▎ 摘　　要

This study presents the synthesis of a novel thin-film nanocomposite forward osmosis (TFN-FO) membrane and its structural properties and performance; heavy metals removal behavior was further assessed in synthetic and industrial wastewater samples. The novel lab-fabricated TFN-FO membranes included a support layer (SL) constructed by the incorporation of different concentrations (0-8 wt%) of polyethylene glycol 400, polysulfone, and 1-methyl, 2-pyrrolidone via the phase inversion process and an active layer (AL) formed through incorporating different weight ratios (0-0.012 wt%) of graphene oxide (GO), 1, 3-Phenylenediamine and 1, 3, 5-benzene trichloride into the polyamide layer via the interfacial polymerization reaction.

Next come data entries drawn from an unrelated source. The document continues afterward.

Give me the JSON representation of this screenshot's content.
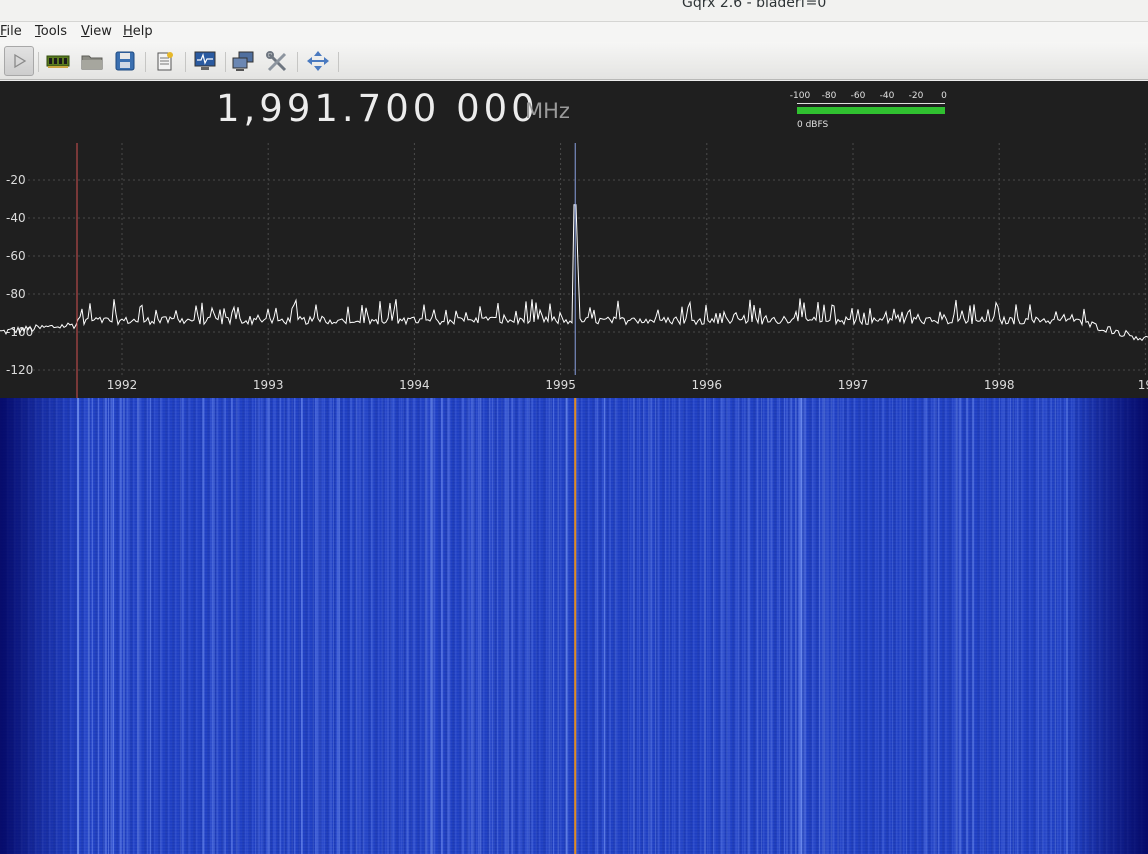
{
  "window": {
    "title": "Gqrx 2.6 - bladerf=0"
  },
  "menu": [
    {
      "label": "File",
      "mnemonic": "F",
      "rest": "ile"
    },
    {
      "label": "Tools",
      "mnemonic": "T",
      "rest": "ools"
    },
    {
      "label": "View",
      "mnemonic": "V",
      "rest": "iew"
    },
    {
      "label": "Help",
      "mnemonic": "H",
      "rest": "elp"
    }
  ],
  "toolbar": {
    "icons": [
      "play-icon",
      "hardware-card-icon",
      "open-folder-icon",
      "save-icon",
      "notes-icon",
      "monitor-icon",
      "network-icon",
      "tools-icon",
      "move-icon"
    ]
  },
  "frequency": {
    "value": "1,991.700 000",
    "unit": "MHz"
  },
  "meter": {
    "ticks": [
      "-100",
      "-80",
      "-60",
      "-40",
      "-20",
      "0"
    ],
    "label": "0 dBFS",
    "bar_color": "#30c030"
  },
  "chart_data": {
    "type": "line",
    "y_ticks": [
      "-20",
      "-40",
      "-60",
      "-80",
      "-100",
      "-120"
    ],
    "x_ticks": [
      "1992",
      "1993",
      "1994",
      "1995",
      "1996",
      "1997",
      "1998",
      "19"
    ],
    "x_range_mhz": [
      1991.7,
      1999.5
    ],
    "y_range_db": [
      -130,
      -10
    ],
    "noise_floor_db": -94,
    "peak": {
      "freq_mhz": 1995.1,
      "level_db": -33
    },
    "lower_cursor_mhz": 1991.75,
    "colors": {
      "trace": "#ffffff",
      "grid": "#4a4a4a",
      "cursor_left": "#d05050",
      "cursor_center": "#8aa0e0",
      "waterfall_center": "#e08a20"
    }
  }
}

Compared with traditional TFC membranes, the TFN-FO membranes exhibited higher hydrophilicity, porosity, water permeability, water flux and salt rejection and lower reverse salt flux, specific reverse salt flux and internal concentration polarization (ICP). The water flux in the TFN membrane (34.3 LMH) increased by 174% and 129%, compared to the TFC membrane (12.5 LMH) and commercial FO membrane (15 LMH), respectively. The rejection rates of TFN FO membranes regarding Pb, Cd, and Cr were 99.9, 99.7 and 98.3%, respectively. The breakthrough time of heavy metals exceeded 14.5 h and 96% concerning flux recovery ratio. The modified FO membranes revealed excellent improvement in membrane structure, FO performances and separation properties.